The business purpose and device requirements are particularly fact-intensive. Parent companies contemplating a spin-off typically obtain a private letter ruling from the IRS or a Section 355 opinion from outside counsel before proceeding. A failed Section 355 means the parent recognizes gain on the distributed subsidiary at fair market value - potentially a very large number for a valuable business unit.
Structuring a spin-off or corporate separation? Tax-free treatment under Section 355 requires careful planning well before the distribution date. Request a consultation →
Frequently Asked Questions
What is the difference between a carve-out and a spin-off?
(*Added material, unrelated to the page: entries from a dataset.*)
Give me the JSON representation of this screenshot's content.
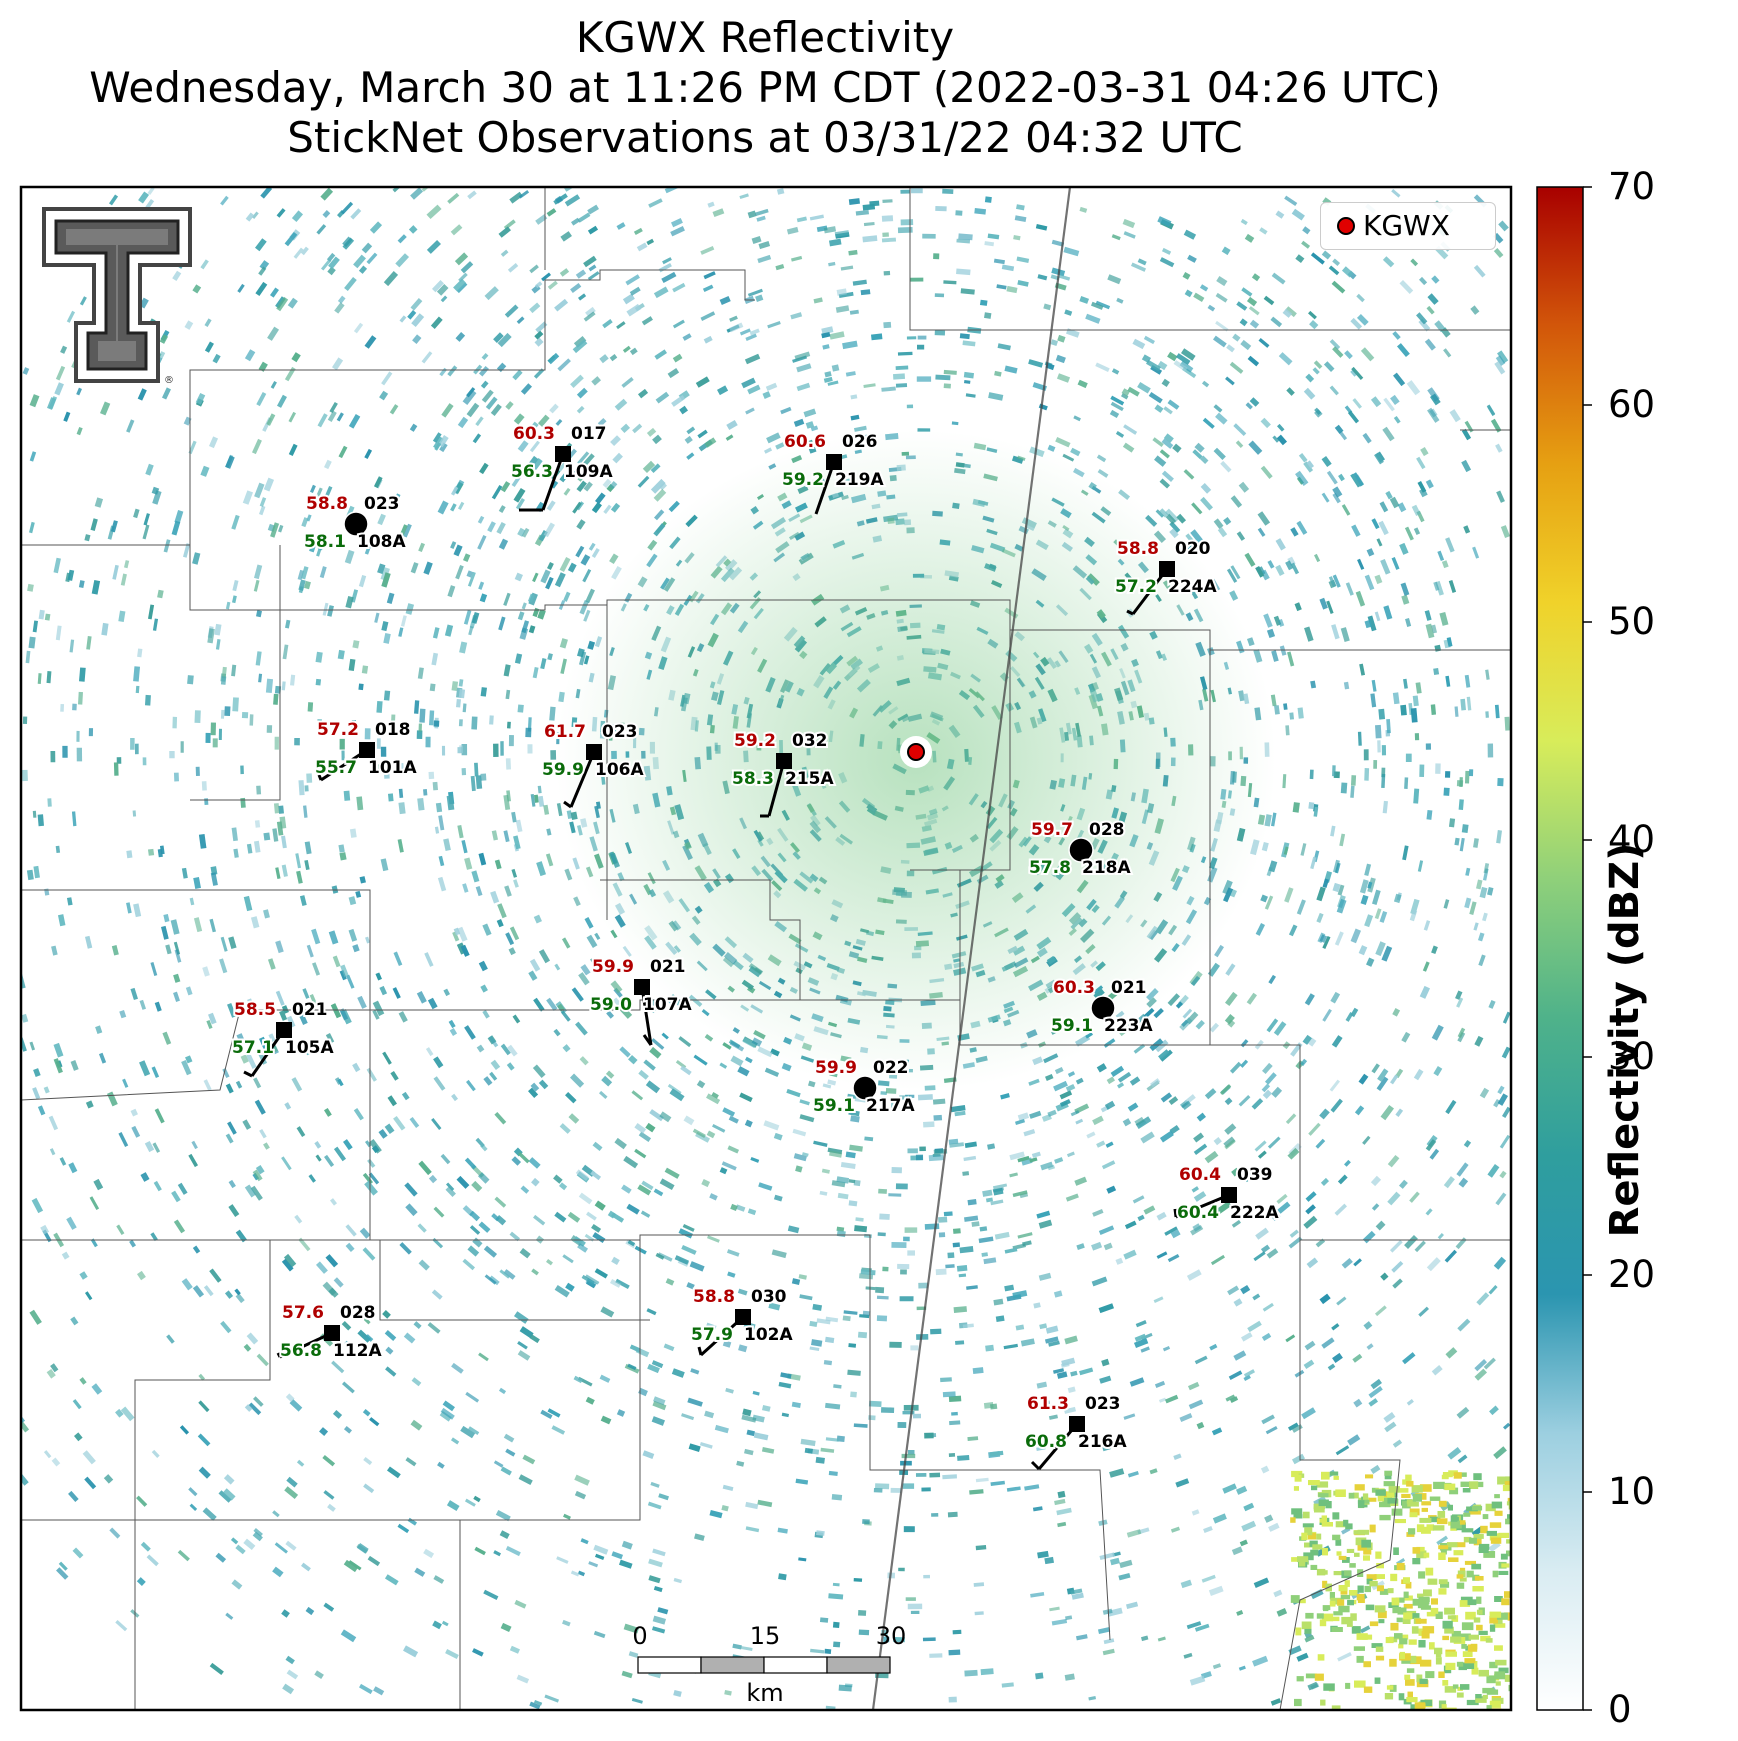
{
  "title": {
    "line1": "KGWX Reflectivity",
    "line2": "Wednesday, March 30 at 11:26 PM CDT (2022-03-31 04:26 UTC)",
    "line3": "StickNet Observations at 03/31/22 04:32 UTC"
  },
  "logo": {
    "name": "Texas Tech double-T logo"
  },
  "legend": {
    "label": "KGWX",
    "color": "#e00000"
  },
  "colorbar": {
    "label": "Reflectivity (dBZ)",
    "ticks": [
      "70",
      "60",
      "50",
      "40",
      "30",
      "20",
      "10",
      "0"
    ],
    "colors": [
      "#ffffff",
      "#d9ecf2",
      "#9ccfe0",
      "#2b95b0",
      "#2f9e9e",
      "#4fb28a",
      "#8fd07a",
      "#d8ec5a",
      "#f0d22a",
      "#e6a012",
      "#d2560a",
      "#a80000"
    ]
  },
  "scale_bar": {
    "ticks": [
      "0",
      "15",
      "30"
    ],
    "unit": "km"
  },
  "colors": {
    "temperature": "#b00000",
    "dewpoint": "#0a6b0a",
    "station": "#000000",
    "radar_echo": "#2e9fb0"
  },
  "stations": [
    {
      "id": "108A",
      "temp": "58.8",
      "dew": "58.1",
      "wind": "023",
      "marker": "circle",
      "calm": true
    },
    {
      "id": "109A",
      "temp": "60.3",
      "dew": "56.3",
      "wind": "017",
      "marker": "square",
      "calm": false
    },
    {
      "id": "219A",
      "temp": "60.6",
      "dew": "59.2",
      "wind": "026",
      "marker": "square",
      "calm": false
    },
    {
      "id": "224A",
      "temp": "58.8",
      "dew": "57.2",
      "wind": "020",
      "marker": "square",
      "calm": false
    },
    {
      "id": "101A",
      "temp": "57.2",
      "dew": "55.7",
      "wind": "018",
      "marker": "square",
      "calm": false
    },
    {
      "id": "106A",
      "temp": "61.7",
      "dew": "59.9",
      "wind": "023",
      "marker": "square",
      "calm": false
    },
    {
      "id": "215A",
      "temp": "59.2",
      "dew": "58.3",
      "wind": "032",
      "marker": "square",
      "calm": false
    },
    {
      "id": "218A",
      "temp": "59.7",
      "dew": "57.8",
      "wind": "028",
      "marker": "circle",
      "calm": true
    },
    {
      "id": "107A",
      "temp": "59.9",
      "dew": "59.0",
      "wind": "021",
      "marker": "square",
      "calm": false
    },
    {
      "id": "105A",
      "temp": "58.5",
      "dew": "57.1",
      "wind": "021",
      "marker": "square",
      "calm": false
    },
    {
      "id": "223A",
      "temp": "60.3",
      "dew": "59.1",
      "wind": "021",
      "marker": "circle",
      "calm": true
    },
    {
      "id": "217A",
      "temp": "59.9",
      "dew": "59.1",
      "wind": "022",
      "marker": "circle",
      "calm": true
    },
    {
      "id": "222A",
      "temp": "60.4",
      "dew": "60.4",
      "wind": "039",
      "marker": "square",
      "calm": false
    },
    {
      "id": "112A",
      "temp": "57.6",
      "dew": "56.8",
      "wind": "028",
      "marker": "square",
      "calm": false
    },
    {
      "id": "102A",
      "temp": "58.8",
      "dew": "57.9",
      "wind": "030",
      "marker": "square",
      "calm": false
    },
    {
      "id": "216A",
      "temp": "61.3",
      "dew": "60.8",
      "wind": "023",
      "marker": "square",
      "calm": false
    }
  ]
}
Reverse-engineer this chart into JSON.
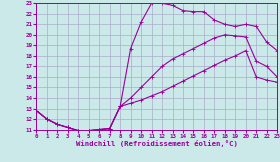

In a carve-out (also called a partial sale), the parent company sells a business unit or subsidiary to a third-party buyer for cash. The parent company receives proceeds and retains no ownership in the carved-out business. In a spin-off, the parent company distributes shares of the separated business unit to its own shareholders pro-rata. No cash changes hands - the parent's shareholders simply end up owning shares of both the parent and the new standalone company. Carve-outs involve a buyer and a sale. Spin-offs redistribute ownership within the existing shareholder base.
What is a split-off and how is it different from a spin-off?
In a spin-off, all shareholders of the parent receive shares of the new entity pro-rata. In a split-off, shareholders of the parent have the option to exchange their parent shares for shares of the new entity - not everyone participates. The parent repurchases some of its own shares in the process (those surrendered by shareholders who chose to exchange). Split-offs are less common but can be useful when the parent wants to reduce its share count and certain shareholders prefer the new entity's business to the parent's remaining operations.
Are spin-offs tax-free?
Spin-offs can be structured as tax-free transactions under Section 355 of the Internal Revenue Code if they meet specific requirements: both the parent and the distributed subsidiary must have conducted an active trade or business for at least 5 years prior to the distribution, the transaction must not be used primarily as a device to distribute earnings and profits, and there must be a valid business purpose. A Section 355 opinion from outside tax counsel is typically required for the board to proceed. If the requirements are not met, the spin-off is taxable to both the parent (on the distributed gain) and to shareholders (as a dividend or capital gain).
When does a carve-out make more sense than a spin-off?
A carve-out makes more sense when: the parent company needs cash (spin-offs produce no proceeds), when a specific buyer can create more value in the carved-out business than a standalone public company could, when the business is not large enough to support an independent public company, or when the parent wants a complete exit from a business unit without maintaining any relationship. Spin-offs are preferred when: the parent wants to separate two distinct businesses to allow each to trade independently (the classic 'conglomerate discount' remedy), when no compelling third-party buyer exists, or when the parent's shareholders would benefit from direct ownership of the separated business.
What is a carve-out IPO?
A carve-out IPO is a hybrid where the parent takes a subsidiary public by selling a minority stake in an IPO, while retaining majority ownership. This gives the subsidiary independent public currency (stock it can use for acquisitions, equity compensation) while letting the parent retain control and benefit from the subsidiary's eventual appreciation. The parent often intends to fully spin off the subsidiary later once it has established a trading history. This is sometimes called a 'two-step transaction' - partial IPO carve-out followed by a Section 355 spin-off of the remaining stake.